The researchers at Tel Aviv and the University of Lisbon identified a molecule that can successfully treat multiple types of cancers. Moreover, it is an effective and accessible alternative to an antibody. The results of the study have been published in Journal for ImmunoTherapy of Cancer.
Professor Satchi-Fainaro, Kadar Family Award Recipient said,
In 2018, the Nobel Prize in Medicine was awarded to James Allison and Tasuku Honjo for their contribution to the study of immunotherapy, the treatment of cancer through activation of the immune system.
He further added,
Honjo discovered that immune cells called T cells express the protein PD-1 which disables the T-cells’ own activity when it binds to the protein PD-L1 expressed in cancer cells. In fact, the interaction between PD-1 and PD-L1 allows cancer cells to paralyze the T cells, preventing them from attacking the cancer cells. Honjo developed antibodies that neutralize either PD-1 or PD-L1, thereby releasing the T cells to fight cancer effectively.
The antibodies, which will fight against PD-1/PD-L1 proteins have been approved for clinical use. Furthermore, immunotherapy will also improve patient outcomes significantly. The side effects will be minimal, which is not the case considering chemotherapy. However, the production of the antibodies is costly and not available to all patients. Additionally, the treatment does not affect every part of solid tumours because the antibodies are very large. They are unable to access and penetrate the less exposed areas.
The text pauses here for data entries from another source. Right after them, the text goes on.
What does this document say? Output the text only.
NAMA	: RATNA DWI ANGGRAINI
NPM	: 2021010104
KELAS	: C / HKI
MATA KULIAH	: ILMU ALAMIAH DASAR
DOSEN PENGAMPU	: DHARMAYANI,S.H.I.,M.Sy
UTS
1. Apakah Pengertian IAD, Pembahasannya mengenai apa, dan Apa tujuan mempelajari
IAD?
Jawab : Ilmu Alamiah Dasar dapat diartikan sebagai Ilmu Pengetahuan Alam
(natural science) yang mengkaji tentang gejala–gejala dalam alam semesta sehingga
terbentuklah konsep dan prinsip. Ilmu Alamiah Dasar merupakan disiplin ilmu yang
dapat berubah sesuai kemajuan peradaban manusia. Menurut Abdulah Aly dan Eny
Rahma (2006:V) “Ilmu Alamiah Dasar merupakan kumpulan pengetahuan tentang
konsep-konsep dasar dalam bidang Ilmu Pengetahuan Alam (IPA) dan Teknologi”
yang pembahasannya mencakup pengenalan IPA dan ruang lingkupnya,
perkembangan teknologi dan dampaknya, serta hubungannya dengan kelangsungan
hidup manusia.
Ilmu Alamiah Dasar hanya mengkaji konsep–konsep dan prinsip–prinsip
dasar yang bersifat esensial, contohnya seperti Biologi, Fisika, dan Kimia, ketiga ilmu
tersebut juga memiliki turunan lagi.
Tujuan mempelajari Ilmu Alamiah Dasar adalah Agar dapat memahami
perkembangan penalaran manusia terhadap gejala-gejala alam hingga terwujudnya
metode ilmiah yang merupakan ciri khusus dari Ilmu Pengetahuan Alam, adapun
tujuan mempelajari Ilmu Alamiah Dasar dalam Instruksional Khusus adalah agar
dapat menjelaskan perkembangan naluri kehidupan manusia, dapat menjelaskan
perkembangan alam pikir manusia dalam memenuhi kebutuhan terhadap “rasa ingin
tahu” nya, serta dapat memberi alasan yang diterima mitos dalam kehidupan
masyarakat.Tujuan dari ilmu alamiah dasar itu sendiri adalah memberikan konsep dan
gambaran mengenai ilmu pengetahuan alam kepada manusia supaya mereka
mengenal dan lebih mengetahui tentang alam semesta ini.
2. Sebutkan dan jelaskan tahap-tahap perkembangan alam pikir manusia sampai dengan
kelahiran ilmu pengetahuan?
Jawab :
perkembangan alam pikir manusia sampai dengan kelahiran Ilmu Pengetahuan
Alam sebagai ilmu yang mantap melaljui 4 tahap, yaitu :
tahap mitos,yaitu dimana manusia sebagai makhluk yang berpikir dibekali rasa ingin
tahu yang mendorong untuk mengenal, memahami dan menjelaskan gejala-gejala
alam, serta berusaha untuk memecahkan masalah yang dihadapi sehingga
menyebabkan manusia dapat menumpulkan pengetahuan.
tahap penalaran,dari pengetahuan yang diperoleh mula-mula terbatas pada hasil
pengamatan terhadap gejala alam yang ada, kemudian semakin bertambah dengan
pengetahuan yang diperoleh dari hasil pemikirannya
Smaller Antibody Alternatives
However, researchers are now using bioinformatic and data analysis tools to look for smaller alternatives to these antibodies. Professor Satchi-Fainaro said,
Post-doctoral researcher Dr Rita Acúrcio started with thousands of molecular structures, and by using computer-aided drug design (CADD) models and databases, we narrowed down the list of candidates until we reached the best structure.
He further added that in the second stage they confirmed the effectiveness of the small molecules on tumour growth. It helped in inhibiting PD-L1 in animals, which were engineered to have T cells like humans. Moreover, the new molecule has advantages in comparison with antibody treatment.
First of all, the cost: since the antibody is a biological rather than a synthetic molecule, it requires a complex infrastructure and considerable funds to produce, costing about $200,000 per year per patient. In contrast, we have already synthesized the small molecule with simple equipment, in a short time and at a fraction of the cost. Another advantage of the small molecule is that patients will probably be able to take it at home, orally, without the need for IV administration in the hospital.
Other than the accessibilty, experiments showed that the small molecules improve immune cell activations inside the tumour mass.
Professor Stachi-Fainaro explained,
The surface area of a solid tumour is heterogeneous.
If there are fewer blood vessels in a particular area of the tumour, the antibody will not be able to get inside. The small molecule, on the other hand, diffuses and is therefore not entirely dependent on the tumour’s blood vessels or on its hyperpermeability. I believe that in the future, the small molecule will be commercially available and will make immunotherapy affordable for cancer patients.